Piracy and shoreline control naturally become part of everyday play. Ships can be upgraded, repaired, and tuned for specific roles.
New safe zone

There’s also a floating city, a new safe zone. Traders here sell food, meds, dive upgrades, and the full lineup of watercraft. There’s a casino for those willing to gamble scrap, and a quest desk with missions to clear patrols and hunt rare marine resources. It’s a hub: easy to launch from, safe to return to with loot.
Smarter NPCs
The ocean is being filled with player and NPC activity, turning it into a real decision-making space. Expect “ghost ships”—derelict vessels with high-value loot and a new guard type. These NPCs run upgraded AI: aggressive strafing, smokes for cover, faster repositioning, and a more colorful voice set. Running into such a crew isn’t a freebie; it’s a loud, short fight that will attract attention fast.
New islands
You’ll find small islands scattered across open water — natural “stepping stones” for rotations and ambushes. Expect more localized PvP around them, and holding a chain of islets can give a real edge in logistics.
Naval patrols

Rounding things out are military patrols at sea. Armed boats with onboard NPCs run fixed routes; the craft mount a machine gun, so “sneaking through on luck” is no longer a plan. Patrols react to shots, give chase, and punish unprepared teams, raising the price of any ocean op.

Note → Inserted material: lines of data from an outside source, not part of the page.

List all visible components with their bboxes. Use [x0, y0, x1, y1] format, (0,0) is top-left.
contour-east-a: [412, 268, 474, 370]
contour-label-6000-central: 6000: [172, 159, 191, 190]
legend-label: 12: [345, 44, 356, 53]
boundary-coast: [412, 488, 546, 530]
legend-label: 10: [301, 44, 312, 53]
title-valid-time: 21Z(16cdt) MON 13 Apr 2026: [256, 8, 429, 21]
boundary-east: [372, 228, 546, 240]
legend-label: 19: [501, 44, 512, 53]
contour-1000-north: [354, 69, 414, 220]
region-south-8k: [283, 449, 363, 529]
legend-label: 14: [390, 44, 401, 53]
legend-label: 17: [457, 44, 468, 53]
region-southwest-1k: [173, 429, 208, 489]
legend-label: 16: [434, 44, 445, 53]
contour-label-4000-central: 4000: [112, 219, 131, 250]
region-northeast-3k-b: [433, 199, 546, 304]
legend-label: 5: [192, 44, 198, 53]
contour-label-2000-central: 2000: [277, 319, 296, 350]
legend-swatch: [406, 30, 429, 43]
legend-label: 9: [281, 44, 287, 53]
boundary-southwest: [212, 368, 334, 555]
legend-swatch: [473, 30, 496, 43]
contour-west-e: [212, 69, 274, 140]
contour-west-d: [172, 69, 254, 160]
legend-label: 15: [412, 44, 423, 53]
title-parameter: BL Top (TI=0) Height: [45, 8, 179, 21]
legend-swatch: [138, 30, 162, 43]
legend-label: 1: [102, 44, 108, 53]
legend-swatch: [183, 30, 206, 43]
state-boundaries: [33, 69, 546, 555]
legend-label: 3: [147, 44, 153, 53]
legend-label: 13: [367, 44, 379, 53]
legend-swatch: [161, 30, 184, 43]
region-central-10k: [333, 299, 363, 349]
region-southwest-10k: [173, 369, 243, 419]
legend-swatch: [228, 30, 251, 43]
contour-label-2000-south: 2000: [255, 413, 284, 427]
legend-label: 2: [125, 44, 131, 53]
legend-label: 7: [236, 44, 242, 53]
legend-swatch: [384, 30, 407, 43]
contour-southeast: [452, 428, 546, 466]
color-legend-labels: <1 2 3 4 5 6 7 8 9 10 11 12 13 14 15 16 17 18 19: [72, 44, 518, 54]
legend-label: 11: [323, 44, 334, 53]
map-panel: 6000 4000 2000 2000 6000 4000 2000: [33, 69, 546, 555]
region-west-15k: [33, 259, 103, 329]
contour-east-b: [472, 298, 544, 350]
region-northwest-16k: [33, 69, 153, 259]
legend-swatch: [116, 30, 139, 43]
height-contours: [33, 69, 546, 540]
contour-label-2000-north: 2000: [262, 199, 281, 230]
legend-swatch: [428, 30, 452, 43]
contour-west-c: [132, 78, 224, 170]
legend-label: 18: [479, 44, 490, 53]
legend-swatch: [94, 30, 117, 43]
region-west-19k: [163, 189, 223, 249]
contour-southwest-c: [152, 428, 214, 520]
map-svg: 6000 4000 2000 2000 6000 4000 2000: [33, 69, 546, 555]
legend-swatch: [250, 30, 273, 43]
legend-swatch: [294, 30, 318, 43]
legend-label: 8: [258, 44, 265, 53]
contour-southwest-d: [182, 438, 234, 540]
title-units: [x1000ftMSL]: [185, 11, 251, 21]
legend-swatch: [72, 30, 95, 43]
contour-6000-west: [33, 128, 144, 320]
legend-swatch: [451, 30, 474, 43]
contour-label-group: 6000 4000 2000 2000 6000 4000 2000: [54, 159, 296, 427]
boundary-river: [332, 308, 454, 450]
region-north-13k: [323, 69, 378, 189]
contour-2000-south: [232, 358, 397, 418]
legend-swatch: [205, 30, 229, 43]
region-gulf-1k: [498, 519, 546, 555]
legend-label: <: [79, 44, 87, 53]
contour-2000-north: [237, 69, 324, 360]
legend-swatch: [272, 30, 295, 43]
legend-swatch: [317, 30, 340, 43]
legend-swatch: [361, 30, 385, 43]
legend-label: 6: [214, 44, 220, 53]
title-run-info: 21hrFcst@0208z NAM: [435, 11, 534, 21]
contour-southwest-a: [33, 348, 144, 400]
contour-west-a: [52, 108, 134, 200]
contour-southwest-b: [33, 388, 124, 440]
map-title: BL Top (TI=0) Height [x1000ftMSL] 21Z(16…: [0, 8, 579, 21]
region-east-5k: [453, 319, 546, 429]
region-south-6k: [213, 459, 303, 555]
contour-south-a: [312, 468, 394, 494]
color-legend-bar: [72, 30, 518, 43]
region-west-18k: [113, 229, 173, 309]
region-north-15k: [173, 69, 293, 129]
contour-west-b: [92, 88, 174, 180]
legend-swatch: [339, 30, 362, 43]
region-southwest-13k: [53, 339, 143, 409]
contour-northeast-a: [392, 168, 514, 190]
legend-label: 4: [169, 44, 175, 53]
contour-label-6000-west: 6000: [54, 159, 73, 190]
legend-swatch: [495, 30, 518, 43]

Release window and dev plans
This kind of update usually lands in waves: some features on day one, with more arriving as they’re polished. The “Naval Update” patch may ship in stages — core systems first, then balance and meta tuning. Expect iteration: the naval update will likely see minor fixes and tests on live servers, but the main drop is slated for November this year.
Takeaway
The naval update turns the ocean into a full arena for progression and conflict. New ocean locations are more attractive than ever: better farm routes, richer logistics, new risks — and new openings. If you’re a land-locked veteran, this is your cue to rethink rotations and deepen your loadout. The game’s “sea economy” is stepping up a tier: transport, resources, and control of the water will start deciding outcomes.